A real indie gem
FILM
SHORT TERM 12
Cert 15 | Four stars
SHORT Term 12 has already won both the Grand Jury and Audience prize at this year’s South By South West festival: that’s some billing to live up to.
It draws you into the tortured world of a temporary foster home for troubled teens.
The various trials of these heartbreaking youngsters are told through the eyes of Grace (Brie Larson), a young supervisor struggling with some hefty issues.
These come back to haunt her when she’s tasked with looking after intelligent but self-destructive Jayden (Kaitlyn Dever), who has a similar background.
Writer and director Destin Cretton, who used to work in a foster home herself, does a fantastic job balancing the darkness of the subject matter with welcome moments of humour.

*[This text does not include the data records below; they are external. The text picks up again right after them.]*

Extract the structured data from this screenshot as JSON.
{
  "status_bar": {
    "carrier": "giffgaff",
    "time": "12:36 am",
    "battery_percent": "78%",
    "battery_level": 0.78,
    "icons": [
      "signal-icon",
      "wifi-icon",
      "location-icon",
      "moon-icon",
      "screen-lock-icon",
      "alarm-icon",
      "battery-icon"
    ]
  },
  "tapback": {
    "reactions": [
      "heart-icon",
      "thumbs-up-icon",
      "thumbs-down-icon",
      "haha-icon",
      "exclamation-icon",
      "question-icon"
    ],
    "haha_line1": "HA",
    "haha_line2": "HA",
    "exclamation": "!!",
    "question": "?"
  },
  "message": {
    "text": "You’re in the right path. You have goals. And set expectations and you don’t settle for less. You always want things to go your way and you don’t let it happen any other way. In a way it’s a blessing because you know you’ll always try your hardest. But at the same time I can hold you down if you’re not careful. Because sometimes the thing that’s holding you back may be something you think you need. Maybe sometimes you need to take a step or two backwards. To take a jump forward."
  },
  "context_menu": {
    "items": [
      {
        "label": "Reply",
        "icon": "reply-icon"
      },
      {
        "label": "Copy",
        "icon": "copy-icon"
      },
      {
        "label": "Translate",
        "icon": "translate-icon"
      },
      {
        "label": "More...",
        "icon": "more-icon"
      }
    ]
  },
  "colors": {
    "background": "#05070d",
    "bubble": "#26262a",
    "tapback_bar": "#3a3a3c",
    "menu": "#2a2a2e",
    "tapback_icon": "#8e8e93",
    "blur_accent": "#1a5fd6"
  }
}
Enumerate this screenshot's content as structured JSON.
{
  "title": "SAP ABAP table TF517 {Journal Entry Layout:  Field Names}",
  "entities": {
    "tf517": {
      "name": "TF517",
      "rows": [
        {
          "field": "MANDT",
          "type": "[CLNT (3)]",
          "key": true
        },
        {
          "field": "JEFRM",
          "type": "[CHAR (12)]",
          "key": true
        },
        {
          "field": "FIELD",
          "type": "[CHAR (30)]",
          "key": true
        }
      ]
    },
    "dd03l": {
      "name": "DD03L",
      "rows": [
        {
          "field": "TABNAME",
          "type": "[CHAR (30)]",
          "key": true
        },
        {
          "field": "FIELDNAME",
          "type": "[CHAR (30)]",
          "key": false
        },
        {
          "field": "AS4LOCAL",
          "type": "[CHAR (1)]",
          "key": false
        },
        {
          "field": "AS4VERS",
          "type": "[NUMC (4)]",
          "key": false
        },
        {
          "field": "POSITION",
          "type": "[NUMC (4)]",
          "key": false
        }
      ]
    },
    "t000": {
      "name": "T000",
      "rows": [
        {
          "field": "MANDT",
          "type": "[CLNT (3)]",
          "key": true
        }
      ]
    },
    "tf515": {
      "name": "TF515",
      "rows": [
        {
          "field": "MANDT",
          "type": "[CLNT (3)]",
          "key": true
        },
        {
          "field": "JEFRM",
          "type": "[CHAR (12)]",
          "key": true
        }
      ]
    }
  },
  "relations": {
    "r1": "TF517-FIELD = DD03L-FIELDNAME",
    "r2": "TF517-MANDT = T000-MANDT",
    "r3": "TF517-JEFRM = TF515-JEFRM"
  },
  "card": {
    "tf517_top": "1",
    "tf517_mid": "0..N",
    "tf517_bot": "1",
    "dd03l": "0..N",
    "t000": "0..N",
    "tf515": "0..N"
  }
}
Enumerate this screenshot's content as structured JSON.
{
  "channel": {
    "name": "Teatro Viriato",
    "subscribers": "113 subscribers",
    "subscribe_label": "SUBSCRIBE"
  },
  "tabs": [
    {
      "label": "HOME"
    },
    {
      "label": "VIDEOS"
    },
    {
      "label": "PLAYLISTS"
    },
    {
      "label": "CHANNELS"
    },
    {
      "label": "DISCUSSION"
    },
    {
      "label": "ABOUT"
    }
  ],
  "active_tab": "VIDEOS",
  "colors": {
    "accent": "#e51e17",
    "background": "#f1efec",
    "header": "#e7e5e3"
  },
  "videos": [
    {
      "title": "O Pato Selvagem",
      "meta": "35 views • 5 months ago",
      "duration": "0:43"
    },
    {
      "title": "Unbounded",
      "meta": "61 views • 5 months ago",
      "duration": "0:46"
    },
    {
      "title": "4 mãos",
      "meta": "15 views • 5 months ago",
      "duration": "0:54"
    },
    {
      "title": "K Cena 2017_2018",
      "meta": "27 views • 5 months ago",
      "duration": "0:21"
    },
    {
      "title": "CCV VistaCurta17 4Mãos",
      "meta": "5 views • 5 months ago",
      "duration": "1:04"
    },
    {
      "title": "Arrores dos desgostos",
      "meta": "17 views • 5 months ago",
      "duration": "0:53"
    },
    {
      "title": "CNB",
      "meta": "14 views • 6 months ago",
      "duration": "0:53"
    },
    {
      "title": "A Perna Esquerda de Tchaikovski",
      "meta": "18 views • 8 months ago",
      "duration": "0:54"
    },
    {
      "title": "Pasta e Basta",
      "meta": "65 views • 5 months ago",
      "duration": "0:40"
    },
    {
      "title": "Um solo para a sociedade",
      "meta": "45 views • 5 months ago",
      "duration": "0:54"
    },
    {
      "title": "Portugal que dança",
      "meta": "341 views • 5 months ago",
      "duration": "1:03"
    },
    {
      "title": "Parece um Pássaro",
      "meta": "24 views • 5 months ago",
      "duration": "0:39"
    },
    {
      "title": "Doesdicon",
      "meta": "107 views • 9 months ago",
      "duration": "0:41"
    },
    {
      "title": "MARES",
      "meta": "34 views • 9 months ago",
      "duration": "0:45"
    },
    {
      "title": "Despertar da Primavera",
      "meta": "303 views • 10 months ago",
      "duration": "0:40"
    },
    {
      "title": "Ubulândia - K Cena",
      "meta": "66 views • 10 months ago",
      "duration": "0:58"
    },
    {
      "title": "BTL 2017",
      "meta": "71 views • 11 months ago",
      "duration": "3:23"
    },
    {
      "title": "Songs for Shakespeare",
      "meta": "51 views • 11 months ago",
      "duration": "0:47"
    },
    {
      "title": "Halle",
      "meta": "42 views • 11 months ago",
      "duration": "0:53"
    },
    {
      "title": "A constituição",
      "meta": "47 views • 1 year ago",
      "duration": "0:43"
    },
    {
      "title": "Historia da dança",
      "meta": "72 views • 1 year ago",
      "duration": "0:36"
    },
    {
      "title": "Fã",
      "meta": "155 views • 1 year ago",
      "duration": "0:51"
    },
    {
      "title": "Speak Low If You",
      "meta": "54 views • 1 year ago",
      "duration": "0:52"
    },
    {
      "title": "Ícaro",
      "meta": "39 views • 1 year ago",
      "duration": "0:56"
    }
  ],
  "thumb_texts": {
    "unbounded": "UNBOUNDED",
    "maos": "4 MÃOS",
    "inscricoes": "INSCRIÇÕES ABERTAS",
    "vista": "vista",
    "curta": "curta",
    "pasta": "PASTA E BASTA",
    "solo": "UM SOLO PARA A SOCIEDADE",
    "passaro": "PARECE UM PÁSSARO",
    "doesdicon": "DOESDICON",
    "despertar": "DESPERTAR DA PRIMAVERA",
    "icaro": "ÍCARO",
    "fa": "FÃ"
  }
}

A warming turn from The Newsroom’s John Gallagher Jr as Mason, Grace’s saintly co-worker and boyfriend, provides a lot of the laughs. In one scene, Jayden angrily smashes a cupcake into Grace’s face, quietly whispering, “Grace, how’re my cupcakes?”
Larson shines in one of the most nuanced females roles since Jennifer Lawrence’s Tiffany in Silver Linings Playbook. Her performance is withdrawn yet intense and she still manages to paint Grace as a suitable saviour for these abandoned children.
The plot, while predictable, is not meant to be a revelation – it’s meant to be a catharsis (the shaky camera work, though, is superfluous in a world bleeding cruel-world realism).
Sometimes, films are universally loved because people are right.